Tradition has it that the original pasties contained meat and vegetables in one end and jam or fruit in the other end, in order to give the hard-working men 'two courses'. Cornish housewives also marked their husband's initials on the left-hand side of the pastry casing, in order to avoid confusion at lunchtime.

What is the difference between a pasty and a Cornish pasty? ›

There will always be great debate about the origin of the pasty, but one easy way to detect the Devon pasty from the Cornish is that the Devon pasty has a top-crimp and is oval in shape, whereas the Cornish pasty is semi-circular and side-crimped along the curve.

Who make the best Cornish pasties? ›

  1. Over The Top Cornish Pasties - Callington. Over the Top is a family business (Image: Over the Top)
  2. The Cornish Vegan - Truro. ...
  3. St Agnes Bakery - St Agnes. ...
  4. The Cornish Deli - St Ives. ...
  5. Hampsons of Hayle - Hayle. ...
  6. Sarah's Pasty Shop - Looe. ...
  7. Helluva Pasties - Callington. ...
  8. Morris Pasties Gover - Newquay. ...

What is the best material to make pasties out of? ›

Buckram. Buckram is a material that is most often found in things like the lining of hats. It is a firm material that can be molded to whatever shape you create when it's damp, and then it dries in that form. Buckram is a great material to line your pasties so that you can apply adhesives and make them more durable.

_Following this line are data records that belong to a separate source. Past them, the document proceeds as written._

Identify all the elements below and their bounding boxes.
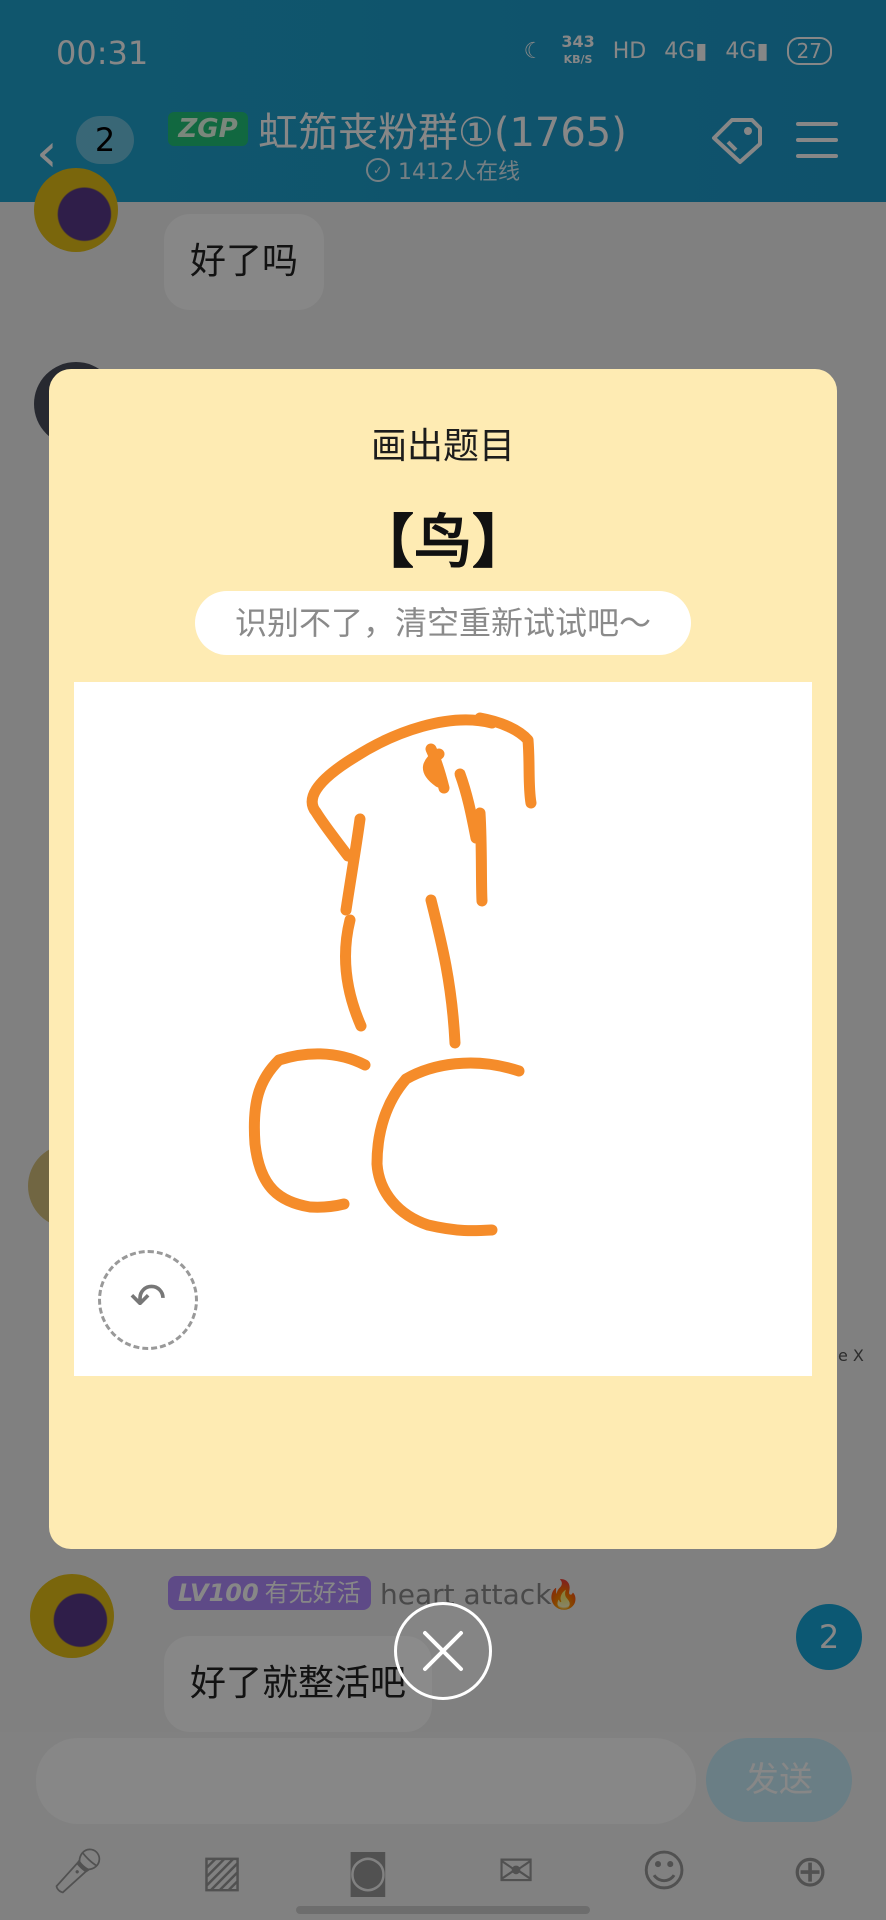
drawing-stroke bbox=[474, 712, 537, 809]
drawing-stroke bbox=[454, 768, 482, 844]
modal-title: 画出题目 bbox=[370, 426, 515, 467]
undo-icon: ↶ bbox=[129, 1274, 167, 1325]
drawing-stroke bbox=[340, 813, 366, 916]
drawing-stroke bbox=[474, 807, 488, 907]
drawing-stroke bbox=[425, 894, 461, 1049]
drawing-stroke bbox=[339, 914, 367, 1032]
drawing-subject: 【鸟】 bbox=[355, 508, 530, 576]
undo-button[interactable]: ↶ bbox=[98, 1250, 198, 1350]
recognition-hint: 识别不了，清空重新试试吧～ bbox=[195, 591, 691, 655]
drawing-stroke bbox=[248, 1048, 371, 1213]
drawing-stroke bbox=[371, 1057, 525, 1237]
drawing-canvas[interactable]: ↶ bbox=[74, 682, 812, 1376]
close-modal-button[interactable] bbox=[394, 1602, 492, 1700]
close-icon bbox=[423, 1631, 463, 1671]
draw-game-modal: 画出题目 【鸟】 识别不了，清空重新试试吧～ ↶ bbox=[49, 369, 837, 1549]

Why does a Cornish pasty have 20 crimps? ›

Given that most miners had hands like coal shovels, the "knob" of the pasty wouldn't have been anywhere large enough for them to hold it by surely? They could spread their fingers along the crimp making the pasty far easier to hold on to.

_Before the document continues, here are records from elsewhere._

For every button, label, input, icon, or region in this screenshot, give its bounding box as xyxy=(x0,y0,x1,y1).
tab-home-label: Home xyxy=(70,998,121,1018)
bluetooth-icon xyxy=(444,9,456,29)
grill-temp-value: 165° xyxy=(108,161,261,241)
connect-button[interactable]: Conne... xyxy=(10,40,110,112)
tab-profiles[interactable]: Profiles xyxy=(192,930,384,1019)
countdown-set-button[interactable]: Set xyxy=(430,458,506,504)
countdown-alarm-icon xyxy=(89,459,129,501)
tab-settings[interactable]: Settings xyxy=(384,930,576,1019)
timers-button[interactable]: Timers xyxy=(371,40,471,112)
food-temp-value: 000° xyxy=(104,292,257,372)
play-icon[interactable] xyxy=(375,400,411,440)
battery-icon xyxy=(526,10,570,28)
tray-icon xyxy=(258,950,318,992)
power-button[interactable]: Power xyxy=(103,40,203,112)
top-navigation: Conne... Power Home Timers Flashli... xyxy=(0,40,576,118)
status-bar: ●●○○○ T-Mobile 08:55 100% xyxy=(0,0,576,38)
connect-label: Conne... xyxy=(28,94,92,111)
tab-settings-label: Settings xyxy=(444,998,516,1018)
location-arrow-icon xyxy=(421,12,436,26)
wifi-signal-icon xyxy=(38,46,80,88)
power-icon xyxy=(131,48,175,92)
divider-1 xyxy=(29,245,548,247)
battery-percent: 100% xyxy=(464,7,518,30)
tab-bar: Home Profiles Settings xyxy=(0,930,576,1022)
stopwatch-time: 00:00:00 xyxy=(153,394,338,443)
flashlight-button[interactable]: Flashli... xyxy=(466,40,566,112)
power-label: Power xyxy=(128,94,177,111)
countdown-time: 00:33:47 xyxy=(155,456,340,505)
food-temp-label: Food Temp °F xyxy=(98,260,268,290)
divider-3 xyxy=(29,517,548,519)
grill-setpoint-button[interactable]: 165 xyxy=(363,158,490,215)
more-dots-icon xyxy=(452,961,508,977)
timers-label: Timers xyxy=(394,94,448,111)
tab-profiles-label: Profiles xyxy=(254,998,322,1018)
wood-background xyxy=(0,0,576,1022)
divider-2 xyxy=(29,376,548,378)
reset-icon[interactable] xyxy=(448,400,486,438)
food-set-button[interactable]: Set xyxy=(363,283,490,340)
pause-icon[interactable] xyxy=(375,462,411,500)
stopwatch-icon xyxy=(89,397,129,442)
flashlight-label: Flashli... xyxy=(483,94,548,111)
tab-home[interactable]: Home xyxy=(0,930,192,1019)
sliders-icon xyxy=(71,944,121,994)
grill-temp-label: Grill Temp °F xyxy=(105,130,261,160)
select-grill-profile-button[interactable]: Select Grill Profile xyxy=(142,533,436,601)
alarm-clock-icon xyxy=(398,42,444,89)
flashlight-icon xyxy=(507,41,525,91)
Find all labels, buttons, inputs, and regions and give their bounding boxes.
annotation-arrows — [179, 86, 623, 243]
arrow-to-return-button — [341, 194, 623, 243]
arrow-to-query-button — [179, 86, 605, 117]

What is the end of a pasty called? ›

The crust (crimp) served as a 'handle' – a means of holding the pasty with dirty hands without contaminating the meal. Arsenic commonly accompanies tin within the ore that they were mining so, to avoid arsenic poisoning, the crimp was an essential part of the pasty.

What was the original filling of a Cornish pasty? ›

The traditional recipe for the pasty filling is beef with potato, onion and swede, which when cooked together forms a rich gravy, all sealed in its own packet! As meat was much more expensive in the 17th and 18th centuries, its presence was scarce and so pasties traditionally contained much more vegetable than today.

Why are there no carrots in Cornish pasty? ›

No debate here: carrots are "sacrilege" as the Cornish Pasty Association points out: the swede adds all the sweetness this dish needs. Older recipes tend to be vague on exact details but potatoes should be waxy, as the CPA makes clear, rather than the floury ones Mark Hix uses, so they keep their shape when cooked.

Does a real Cornish pasty have carrots? ›

It must only contain: Roughly diced (or minced) beef, sliced or diced potato, swede (or as some call it, turnip), onion, seasoning to taste (mainly salt & pepper – we're not telling your our secret seasoning!). Yes – you read that right... No carrots!

Why can't you say Cornish pasty? ›

Since 2011, the Cornish Pasty has enjoyed protected status under Protected Food Names legislation; so only a pasty made to a specific recipe in Cornwall can be called a “Cornish Pasty”.

What makes a Cornish pasty different? ›

The Mighty Cornish Pasty

There must be at least 12.5% beef and 25% vegetables in the whole pasty. All the ingredients must be uncooked when the pasty is assembled and then slowly baked to develop all that famous Cornish pasty taste and succulence.

What is the difference between a Cornish pasty and a normal pasty? ›

There will always be great debate about the origin of the pasty, but one easy way to detect the Devon pasty from the Cornish is that the Devon pasty has a top-crimp and is oval in shape, whereas the Cornish pasty is semi-circular and side-crimped along the curve.

Why do Cornish pasties have a thick crust? ›

The crust (crimp) served as a 'handle' – a means of holding the pasty with dirty hands without contaminating the meal. Arsenic commonly accompanies tin within the ore that they were mining so, to avoid arsenic poisoning, the crimp was an essential part of the pasty.